Joe Bonamassa Says Hollywood Ignored Streaming’s Damage
Joe Bonamassa has weighed in on entertainment industry fears about AI, arguing that musicians already lived through a years-long collapse in how recorded music is valued, which began with Napster. In a pair of posts this week, the blues-rock guitarist and singer linked today’s arguments about AI-created content to what he describes as the slow economic shock that followed the rise of music streaming.
Bonamassa wrote on X that the arrival of streaming “basically reduced album sales by 60 to 70 percent year after year for nearly 15 years,” and said he noticed Hollywood was “oddly silent” while the music business absorbed the hit. He added that with disruption now reaching film and TV, he feels less inclined to sympathise.

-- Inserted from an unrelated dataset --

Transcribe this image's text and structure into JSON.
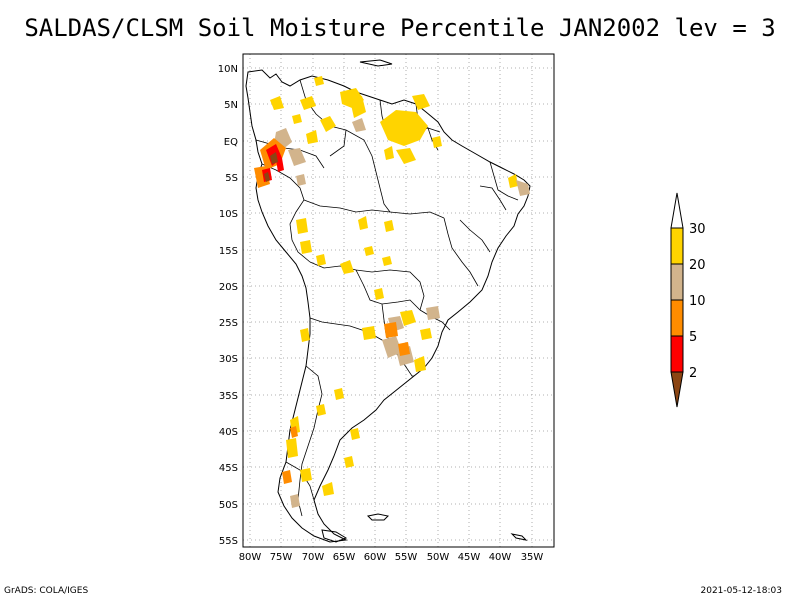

In a follow-up exchange, Bonamassa responded to criticism of the comparison by arguing that format shifts and new technology can erode an industry’s leverage in similar ways, even if the tools are different. He pointed to the per-stream payout model, writing that music’s value became “$.003 cents per stream,” and suggested that concerns in Hollywood are being driven less by “artistic integrity” than by financial realities.
Bonamassa’s comments arrive as actors, writers, and musicians continue debating how AI should be regulated, credited, and compensated, particularly as generative tools improve and spread across media. His posts also underline a long-running frustration among touring artists who say the streaming era permanently rewired how music is monetised.